The man from Brentford’s in Geneva, whose name I did not know, had called me on the telephone. This meant that he had gone to the trouble of finding out my number after reading my letter, which had been forwarded from their Paris office; that he had not intended to write me a letter, which I might throw away; that he had meant to apply shock and surprise tactics; that he meant to force answers out of me for which I could not have prepared myself beforehand; that he did not mean to let go. And recalling his laugh, and his looks, which I felt sure I knew, I thought how like Gordon he was, in invading and taking possession before one had time to defend oneself.
When I had first met Gordon, in the late afternoon of a mild, gray-skied day in June, he had picked me up in a pub in Mayfair, where I had gone on the off chance of meeting one or several groups of my friends who used to gather there almost daily. Without my being aware of him, he had suddenly stood behind me, taken the glass I was holding out of my hand and placed it on the windowsill, grasped my wrist, and said, "Let’s go somewhere else." And I, as though rendered senseless by the pressure of his hard thumb against my pulse, had found myself outside with him before I could gather my wits. He violated me on the bench in the garden of a house in Kensington where he was living in rooms. He had taken me there to show me the grounds, and I had agreed, believing that as long as we kept in the open air there could be no danger of any amorous advances. I had gone on believing it while strolling with him on the graveled paths of an ill-kept Edwardian garden, with tall old bedraggled trees, and shrubs whose foliage had been blanketed by the sooty London air. I was listening only halfheartedly as he told me of his disgust about his years in the navy, when he stopped in front of a bench. Halting in midsentence, Gordon threw me backward onto the bench and, remaining upright on his feet, showed me without any words how mistaken I had been. On that day in June, just like the man from Brentford’s in Geneva, he had been nameless.

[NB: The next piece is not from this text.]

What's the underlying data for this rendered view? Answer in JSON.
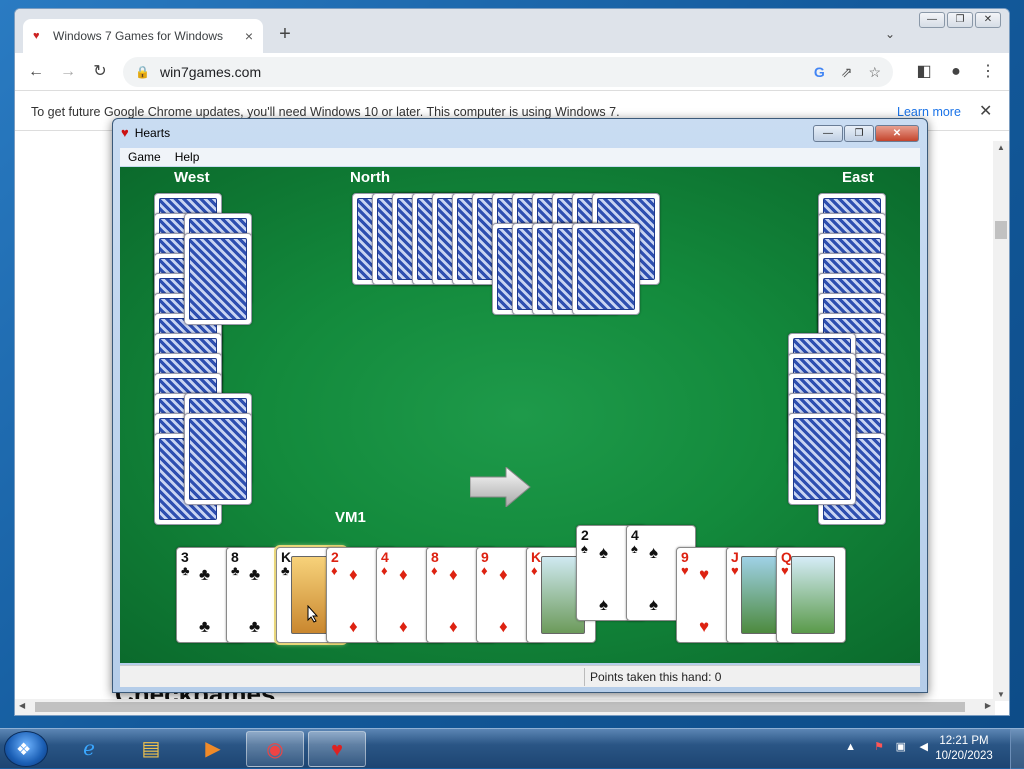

It was four days after the telephone c
all that I received the promised letter from Geneva, if letter it could be called. There were two cards in the envelope, both printed, the larger with Brentford’s Geneva address and "With compliments," the smaller the card of Brentford’s Mr. E. Byrnes Forbes, with the same address and his direct-line telephone number. He was a Brentford’s man, then—I hadn’t been certain—but was acting on his own in our transaction. He had written a large scrawl on the bottom of the bigger card—his signature, done in a few slanting dashes, in which not even an E, or a B, or an F could be made out. I now sent him a letter saying, "Let’s do it at once," as though harping on our intimacy and wishing to disguise the meaning to anyone else who might be reading it. Then I added, "At your earliest convenience," to mask my feverish desire to meet him.
He rang me up three days later, saying, "Mrs. Richardes," in his precise pronunciation, and without giving his name.
I said, "I wrote you a letter."
He said, "I’ve just got it. I’ve been looking at my diary. Would the first of February suit you?"
I said, "And what—"
He said, "It’s a Thursday."
We both repeated, "Thursday, the first of February," in unison.
He said, "And where shall we rendezvous?"
"At Rosecrans," I said, "because they are in charge."
He said, "How will you get there?"
I said, "By train. I haven’t got a car. There is, I think, a train at a ghastly hour, something like seven in the morning, I’m not sure, but I think, I think. It’s via Milan and change there. I think I’ll get to Chiasso by one o’clock."